When Bruce Springsteen reuinited the E Street Band for a reunion tour in 1999, I didn't know what to expect.
I spent my formative years listening to the band, each day thanking them for rescuing me from the hair band culture that favored cheesy music and shallow lyrics. When Springsteen dismissed the E Street Band, it was, to me, like watching like your favorite Aunt go through a brutal divorce.
But I wasn't sure I really wanted them to get back together for the reunion tour, either. I feared a sad spectacle. I feared that a band once renowned for its sheer energy and enthusiasm would become remindful of an old-timers game in which the once-great tried to avoid breaking their hips.

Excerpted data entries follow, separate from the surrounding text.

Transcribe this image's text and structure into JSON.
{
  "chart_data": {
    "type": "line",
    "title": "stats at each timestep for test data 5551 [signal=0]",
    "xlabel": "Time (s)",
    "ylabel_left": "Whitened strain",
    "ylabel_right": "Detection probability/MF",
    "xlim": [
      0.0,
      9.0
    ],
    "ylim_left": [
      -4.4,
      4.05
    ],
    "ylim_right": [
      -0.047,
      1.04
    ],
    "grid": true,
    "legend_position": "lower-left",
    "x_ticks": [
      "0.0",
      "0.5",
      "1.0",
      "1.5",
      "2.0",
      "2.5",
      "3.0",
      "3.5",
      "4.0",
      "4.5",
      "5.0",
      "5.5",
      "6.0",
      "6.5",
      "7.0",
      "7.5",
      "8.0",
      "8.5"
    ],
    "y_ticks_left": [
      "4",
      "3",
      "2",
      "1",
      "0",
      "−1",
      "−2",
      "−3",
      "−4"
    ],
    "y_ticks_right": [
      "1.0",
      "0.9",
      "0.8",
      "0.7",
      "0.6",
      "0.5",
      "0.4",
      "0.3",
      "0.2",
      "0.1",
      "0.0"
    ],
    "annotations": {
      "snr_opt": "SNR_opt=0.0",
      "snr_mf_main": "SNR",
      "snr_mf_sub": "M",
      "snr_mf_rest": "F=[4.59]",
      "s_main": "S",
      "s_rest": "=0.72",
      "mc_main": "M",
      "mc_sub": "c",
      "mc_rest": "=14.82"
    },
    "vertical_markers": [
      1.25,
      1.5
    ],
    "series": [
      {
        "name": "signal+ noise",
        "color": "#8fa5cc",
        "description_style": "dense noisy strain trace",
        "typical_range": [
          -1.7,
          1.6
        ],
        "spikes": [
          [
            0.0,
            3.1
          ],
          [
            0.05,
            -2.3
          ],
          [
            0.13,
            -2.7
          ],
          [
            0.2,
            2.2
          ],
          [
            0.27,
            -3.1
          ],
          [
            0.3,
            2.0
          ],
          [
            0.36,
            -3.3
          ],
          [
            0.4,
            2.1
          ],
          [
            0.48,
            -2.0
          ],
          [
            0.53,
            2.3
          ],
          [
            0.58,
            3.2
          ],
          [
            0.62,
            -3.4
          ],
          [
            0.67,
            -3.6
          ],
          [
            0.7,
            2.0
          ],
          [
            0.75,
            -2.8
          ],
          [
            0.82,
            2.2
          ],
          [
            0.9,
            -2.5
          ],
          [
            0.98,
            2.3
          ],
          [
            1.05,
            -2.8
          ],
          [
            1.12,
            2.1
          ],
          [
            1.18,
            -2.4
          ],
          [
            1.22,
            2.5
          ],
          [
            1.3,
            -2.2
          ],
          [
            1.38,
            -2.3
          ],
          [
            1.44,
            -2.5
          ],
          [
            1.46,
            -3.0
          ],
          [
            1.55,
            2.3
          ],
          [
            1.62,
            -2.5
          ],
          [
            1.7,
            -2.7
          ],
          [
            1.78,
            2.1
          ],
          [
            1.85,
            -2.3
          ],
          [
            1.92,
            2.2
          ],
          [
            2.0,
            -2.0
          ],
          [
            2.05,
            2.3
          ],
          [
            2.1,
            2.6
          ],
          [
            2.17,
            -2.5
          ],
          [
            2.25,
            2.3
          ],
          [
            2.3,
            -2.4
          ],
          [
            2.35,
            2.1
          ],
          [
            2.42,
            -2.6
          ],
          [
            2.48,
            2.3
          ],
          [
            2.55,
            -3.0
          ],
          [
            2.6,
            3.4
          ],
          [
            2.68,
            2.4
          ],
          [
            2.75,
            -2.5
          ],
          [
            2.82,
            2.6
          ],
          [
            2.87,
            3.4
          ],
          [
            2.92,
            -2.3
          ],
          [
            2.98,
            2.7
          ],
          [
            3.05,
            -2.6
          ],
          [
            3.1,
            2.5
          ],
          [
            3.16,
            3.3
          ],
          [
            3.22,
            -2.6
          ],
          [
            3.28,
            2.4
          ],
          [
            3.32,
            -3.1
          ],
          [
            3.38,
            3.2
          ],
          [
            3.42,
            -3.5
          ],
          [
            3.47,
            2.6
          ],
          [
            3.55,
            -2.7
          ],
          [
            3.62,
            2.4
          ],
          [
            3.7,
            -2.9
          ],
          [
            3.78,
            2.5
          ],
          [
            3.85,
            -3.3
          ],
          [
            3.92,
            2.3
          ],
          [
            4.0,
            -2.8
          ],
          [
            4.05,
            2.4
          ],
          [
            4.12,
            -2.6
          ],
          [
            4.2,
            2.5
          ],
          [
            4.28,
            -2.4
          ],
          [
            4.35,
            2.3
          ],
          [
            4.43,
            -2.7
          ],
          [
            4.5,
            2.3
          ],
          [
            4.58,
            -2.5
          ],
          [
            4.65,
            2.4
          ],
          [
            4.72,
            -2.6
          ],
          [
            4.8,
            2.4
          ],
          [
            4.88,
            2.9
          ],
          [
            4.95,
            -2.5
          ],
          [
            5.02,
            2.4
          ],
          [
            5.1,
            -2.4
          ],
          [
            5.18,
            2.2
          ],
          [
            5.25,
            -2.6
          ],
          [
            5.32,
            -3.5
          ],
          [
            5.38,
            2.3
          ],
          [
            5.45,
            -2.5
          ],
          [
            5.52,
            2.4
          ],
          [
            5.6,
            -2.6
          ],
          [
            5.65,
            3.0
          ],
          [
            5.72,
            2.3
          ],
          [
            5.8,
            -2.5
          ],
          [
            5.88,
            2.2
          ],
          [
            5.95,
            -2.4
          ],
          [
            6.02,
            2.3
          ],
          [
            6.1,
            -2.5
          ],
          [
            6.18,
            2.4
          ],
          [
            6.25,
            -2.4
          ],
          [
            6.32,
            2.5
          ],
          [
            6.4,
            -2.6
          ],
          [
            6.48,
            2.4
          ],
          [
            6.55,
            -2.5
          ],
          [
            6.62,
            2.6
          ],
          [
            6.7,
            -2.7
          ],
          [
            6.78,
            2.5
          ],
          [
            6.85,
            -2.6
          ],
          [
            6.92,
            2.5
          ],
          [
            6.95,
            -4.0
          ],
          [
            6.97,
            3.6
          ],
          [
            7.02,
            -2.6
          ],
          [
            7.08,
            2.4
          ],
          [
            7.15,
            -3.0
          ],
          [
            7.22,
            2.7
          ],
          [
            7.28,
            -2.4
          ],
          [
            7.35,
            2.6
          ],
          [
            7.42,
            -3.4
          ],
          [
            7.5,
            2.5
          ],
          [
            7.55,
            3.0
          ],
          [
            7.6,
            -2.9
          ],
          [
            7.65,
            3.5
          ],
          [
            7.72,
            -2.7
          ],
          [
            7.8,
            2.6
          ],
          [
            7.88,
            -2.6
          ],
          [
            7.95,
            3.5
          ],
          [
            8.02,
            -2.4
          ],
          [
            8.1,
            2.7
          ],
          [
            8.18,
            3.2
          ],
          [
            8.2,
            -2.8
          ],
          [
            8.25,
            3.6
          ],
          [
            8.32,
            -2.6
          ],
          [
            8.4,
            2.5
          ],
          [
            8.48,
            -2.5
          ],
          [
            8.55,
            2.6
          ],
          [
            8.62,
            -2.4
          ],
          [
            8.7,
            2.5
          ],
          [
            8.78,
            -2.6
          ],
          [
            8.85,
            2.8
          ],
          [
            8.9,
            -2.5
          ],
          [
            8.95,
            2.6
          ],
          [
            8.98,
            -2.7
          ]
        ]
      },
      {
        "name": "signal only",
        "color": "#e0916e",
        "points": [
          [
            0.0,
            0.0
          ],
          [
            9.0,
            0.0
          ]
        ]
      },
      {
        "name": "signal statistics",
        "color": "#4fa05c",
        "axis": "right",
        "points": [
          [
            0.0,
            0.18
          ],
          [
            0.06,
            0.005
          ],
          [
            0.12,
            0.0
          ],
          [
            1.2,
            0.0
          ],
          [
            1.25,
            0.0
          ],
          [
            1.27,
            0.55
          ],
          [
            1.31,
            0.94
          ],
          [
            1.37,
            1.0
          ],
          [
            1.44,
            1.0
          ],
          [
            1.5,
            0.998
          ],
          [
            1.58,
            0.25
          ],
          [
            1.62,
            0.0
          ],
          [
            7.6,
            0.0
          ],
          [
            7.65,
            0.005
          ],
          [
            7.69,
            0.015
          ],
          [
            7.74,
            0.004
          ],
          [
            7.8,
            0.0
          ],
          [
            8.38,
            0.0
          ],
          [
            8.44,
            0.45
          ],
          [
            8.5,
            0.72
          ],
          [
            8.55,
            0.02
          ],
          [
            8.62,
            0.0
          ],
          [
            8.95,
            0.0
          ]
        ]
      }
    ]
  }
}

Instead, Springsteen, Clemons and the band put together the best concerts I've ever seen, concerts filled with hope, redemption, passion, sweat and solidarity. And because I went to a handful of those concerts, I began noticiing a trend.
Every time I went to a Springsteen concert, I saw more and more ballplayers, and more and more sportswriters. In Tampa, during spring training, a dozen Yankees crowded backstage. Paul Molitor, whom Springsteen befriended, showed up everywhere. In Kansas City during a Twins series, Molitor brought the entire coaching staff, and I remember running into venerable Rick Stelmaszek late one night in the team hotel after the concert, sitting in stunned silence at what he had just witnessed.
``My god," he said, reverently. ``They just bring it. And that sax player just sets himself and lets it rip."
It's difficult to find a press box devoid of Springsteen fans, and I think there is a reason for this. I believe that Springsteen's story, and his passionate performances, and his persistence and sheer stamina thrilled many of us the way we wished sports would more often thrill us.
Springsteen isn't the greatest guitarist or singer or even songwriter of his generation. Clemons, who passed on Saturday, wasn't the most gifted or artistic or inventive saxophonist.